Bisher war die Kategorie der Filmreviews auf meinem Blog
recht witzlos, da sie komplett von Game of Thrones eingenommen wird. Jerome
Biyby’s Man From Earth schien mir da ein guter Augenblick, das zu ändern. Er
ist ein Science-Fiction-Film von Richard Schenkmann nach einem Drehbuch von
Jerome Bixby aus dem Jahre 2007.
Wer Blockbuster Action, fulminante Aufnahmen und viele und
vor allem große Explosionen erwartet, ist hier fehl am Platz. Der Film ist nach
dem Konzept der Einigkeit von Raum und Zeit geschrieben worden, das heißt, dass
die gesamte Handlung fast ausschließlich an einem Ort und an einem Tag spielt. John
Oldman, Professor für Geschichte, zieht aus. Das geschieht recht plötzlich,
doch seine Nachbarn und Freunde, selbst überwiegend Wissenschaftler, können ihn
noch abfangen und verbringen eine kleine spontane Feier in seinem fast leeren Haus.

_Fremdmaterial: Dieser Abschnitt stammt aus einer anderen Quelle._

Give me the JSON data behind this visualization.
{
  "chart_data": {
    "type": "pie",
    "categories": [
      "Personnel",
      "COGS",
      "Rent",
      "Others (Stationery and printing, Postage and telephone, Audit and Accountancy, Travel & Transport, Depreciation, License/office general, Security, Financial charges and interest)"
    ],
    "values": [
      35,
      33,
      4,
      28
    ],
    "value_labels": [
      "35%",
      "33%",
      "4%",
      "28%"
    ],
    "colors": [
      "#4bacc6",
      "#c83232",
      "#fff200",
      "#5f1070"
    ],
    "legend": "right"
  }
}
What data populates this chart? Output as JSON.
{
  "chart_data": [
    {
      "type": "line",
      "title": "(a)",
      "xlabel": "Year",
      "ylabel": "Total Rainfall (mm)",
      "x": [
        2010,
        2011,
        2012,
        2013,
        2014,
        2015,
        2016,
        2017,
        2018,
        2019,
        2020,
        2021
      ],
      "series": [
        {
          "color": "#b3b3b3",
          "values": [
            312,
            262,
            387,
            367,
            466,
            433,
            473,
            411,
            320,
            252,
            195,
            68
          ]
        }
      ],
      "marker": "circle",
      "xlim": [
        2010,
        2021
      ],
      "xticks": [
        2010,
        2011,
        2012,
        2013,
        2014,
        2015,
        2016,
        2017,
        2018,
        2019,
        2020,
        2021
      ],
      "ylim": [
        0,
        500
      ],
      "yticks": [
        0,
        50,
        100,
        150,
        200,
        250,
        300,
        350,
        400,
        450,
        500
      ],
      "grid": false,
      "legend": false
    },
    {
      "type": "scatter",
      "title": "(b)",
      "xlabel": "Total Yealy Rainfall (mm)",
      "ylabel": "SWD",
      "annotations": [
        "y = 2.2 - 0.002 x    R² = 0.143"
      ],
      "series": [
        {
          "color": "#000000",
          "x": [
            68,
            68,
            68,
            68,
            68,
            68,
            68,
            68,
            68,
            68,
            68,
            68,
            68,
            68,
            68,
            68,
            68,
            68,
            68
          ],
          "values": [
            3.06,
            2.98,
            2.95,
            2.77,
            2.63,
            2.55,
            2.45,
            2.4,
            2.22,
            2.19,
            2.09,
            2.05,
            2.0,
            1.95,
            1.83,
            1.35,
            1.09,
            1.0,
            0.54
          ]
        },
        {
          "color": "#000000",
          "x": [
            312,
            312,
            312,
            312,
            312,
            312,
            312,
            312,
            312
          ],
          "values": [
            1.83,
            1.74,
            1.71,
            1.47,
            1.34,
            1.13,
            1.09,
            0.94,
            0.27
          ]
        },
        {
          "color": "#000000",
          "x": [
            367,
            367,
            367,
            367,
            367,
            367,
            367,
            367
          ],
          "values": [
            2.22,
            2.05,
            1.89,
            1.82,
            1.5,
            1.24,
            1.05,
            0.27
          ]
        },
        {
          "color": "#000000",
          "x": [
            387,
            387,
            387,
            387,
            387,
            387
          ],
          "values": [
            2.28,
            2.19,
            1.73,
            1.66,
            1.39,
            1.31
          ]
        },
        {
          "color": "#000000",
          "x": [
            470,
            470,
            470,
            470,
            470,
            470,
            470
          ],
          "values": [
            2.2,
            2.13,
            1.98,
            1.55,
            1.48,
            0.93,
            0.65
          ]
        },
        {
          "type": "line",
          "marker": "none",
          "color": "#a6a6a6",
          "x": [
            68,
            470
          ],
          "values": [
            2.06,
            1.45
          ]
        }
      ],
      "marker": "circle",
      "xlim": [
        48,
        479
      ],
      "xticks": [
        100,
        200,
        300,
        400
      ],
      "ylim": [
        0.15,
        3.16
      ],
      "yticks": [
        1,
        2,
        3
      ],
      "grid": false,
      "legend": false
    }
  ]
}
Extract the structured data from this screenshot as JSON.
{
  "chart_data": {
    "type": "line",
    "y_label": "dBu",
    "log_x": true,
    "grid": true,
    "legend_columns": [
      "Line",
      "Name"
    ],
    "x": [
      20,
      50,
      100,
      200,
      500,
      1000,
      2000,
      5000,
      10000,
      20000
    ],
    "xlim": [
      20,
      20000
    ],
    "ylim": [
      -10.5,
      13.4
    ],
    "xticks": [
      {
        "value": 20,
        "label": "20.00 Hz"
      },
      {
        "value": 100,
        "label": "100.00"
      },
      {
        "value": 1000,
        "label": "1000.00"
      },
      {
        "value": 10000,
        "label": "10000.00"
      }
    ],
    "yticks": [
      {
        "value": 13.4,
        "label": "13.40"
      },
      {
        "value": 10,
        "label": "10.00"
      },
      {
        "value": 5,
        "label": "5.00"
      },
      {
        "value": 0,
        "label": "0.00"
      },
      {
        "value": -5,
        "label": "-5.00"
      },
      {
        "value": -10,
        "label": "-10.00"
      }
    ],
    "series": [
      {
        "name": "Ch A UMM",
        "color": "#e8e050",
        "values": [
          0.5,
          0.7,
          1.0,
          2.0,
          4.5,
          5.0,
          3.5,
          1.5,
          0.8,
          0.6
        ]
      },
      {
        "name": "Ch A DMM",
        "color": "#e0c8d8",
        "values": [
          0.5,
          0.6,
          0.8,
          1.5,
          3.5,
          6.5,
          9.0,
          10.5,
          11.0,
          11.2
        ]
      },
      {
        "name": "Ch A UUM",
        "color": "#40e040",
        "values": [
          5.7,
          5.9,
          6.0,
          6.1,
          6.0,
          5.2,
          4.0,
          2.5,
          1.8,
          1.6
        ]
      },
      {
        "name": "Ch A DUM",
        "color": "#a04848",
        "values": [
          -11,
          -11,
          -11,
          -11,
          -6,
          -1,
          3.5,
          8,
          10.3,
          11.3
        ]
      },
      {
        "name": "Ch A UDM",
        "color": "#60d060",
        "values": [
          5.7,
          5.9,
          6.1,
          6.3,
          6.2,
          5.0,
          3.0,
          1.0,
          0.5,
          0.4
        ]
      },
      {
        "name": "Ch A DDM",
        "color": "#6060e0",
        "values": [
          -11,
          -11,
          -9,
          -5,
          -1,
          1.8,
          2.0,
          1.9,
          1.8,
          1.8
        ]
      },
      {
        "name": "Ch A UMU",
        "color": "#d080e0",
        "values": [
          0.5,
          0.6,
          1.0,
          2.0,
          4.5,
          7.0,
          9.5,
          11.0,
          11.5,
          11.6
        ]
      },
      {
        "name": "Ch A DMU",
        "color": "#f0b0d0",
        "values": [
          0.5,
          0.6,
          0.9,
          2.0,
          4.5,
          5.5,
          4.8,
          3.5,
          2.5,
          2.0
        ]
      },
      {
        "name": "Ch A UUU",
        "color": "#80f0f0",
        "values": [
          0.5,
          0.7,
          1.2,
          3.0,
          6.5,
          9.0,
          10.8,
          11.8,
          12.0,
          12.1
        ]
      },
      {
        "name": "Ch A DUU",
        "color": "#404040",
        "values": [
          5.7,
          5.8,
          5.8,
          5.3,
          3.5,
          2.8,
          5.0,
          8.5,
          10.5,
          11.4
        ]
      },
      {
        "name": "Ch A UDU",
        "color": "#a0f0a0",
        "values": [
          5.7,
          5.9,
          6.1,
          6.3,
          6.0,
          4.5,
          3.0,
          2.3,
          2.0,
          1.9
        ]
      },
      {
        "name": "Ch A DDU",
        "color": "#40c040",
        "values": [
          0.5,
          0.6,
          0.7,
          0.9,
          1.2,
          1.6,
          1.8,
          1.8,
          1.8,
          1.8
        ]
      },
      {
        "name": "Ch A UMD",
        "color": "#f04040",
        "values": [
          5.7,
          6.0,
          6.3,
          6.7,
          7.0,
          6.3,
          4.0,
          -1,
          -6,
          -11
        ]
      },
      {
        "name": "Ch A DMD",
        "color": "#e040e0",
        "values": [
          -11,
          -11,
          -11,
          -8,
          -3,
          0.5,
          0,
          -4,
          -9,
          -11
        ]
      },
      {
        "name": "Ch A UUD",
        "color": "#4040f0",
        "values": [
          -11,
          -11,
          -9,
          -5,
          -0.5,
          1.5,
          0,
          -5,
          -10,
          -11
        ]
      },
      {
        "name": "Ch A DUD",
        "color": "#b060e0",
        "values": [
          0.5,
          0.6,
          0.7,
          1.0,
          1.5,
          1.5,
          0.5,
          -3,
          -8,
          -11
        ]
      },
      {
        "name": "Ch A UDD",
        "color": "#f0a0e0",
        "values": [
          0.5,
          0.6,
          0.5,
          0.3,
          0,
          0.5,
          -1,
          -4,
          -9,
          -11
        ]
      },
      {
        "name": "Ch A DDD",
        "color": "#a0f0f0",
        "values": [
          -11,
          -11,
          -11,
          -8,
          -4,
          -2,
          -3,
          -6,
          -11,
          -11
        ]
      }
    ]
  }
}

Sie kommen dabei ins Gespräch und Oldman eröffnet, dass er ein 14.000 Jahre
alter Cro-Magnon-Mensch ist. Zunächst glauben die Anwesenden ihm nicht, doch
Dan erwirkt, dass sie das Szenario theoretisch und aus wissenschaftlicher Sicht
doch einmal durchspielen könnten. Der folgende Film dreht sich ausschließlich
um das daraus resultierende Gespräch, was für ein Mensch dieser 14.000 Jahre
alte Mensch sei und was er alles erlebt haben könnte. Mit einem Biologen, einer
Kunstwissenschaftlerin und bibelfester Katholikin, einem Anthropologen, einer Historikerin,
einem Archäologen und einem Psychiater sind beste Bedingungen geschaffen, um
einem interdisziplinären Diskurs fußend auf dieser Frage zu führen.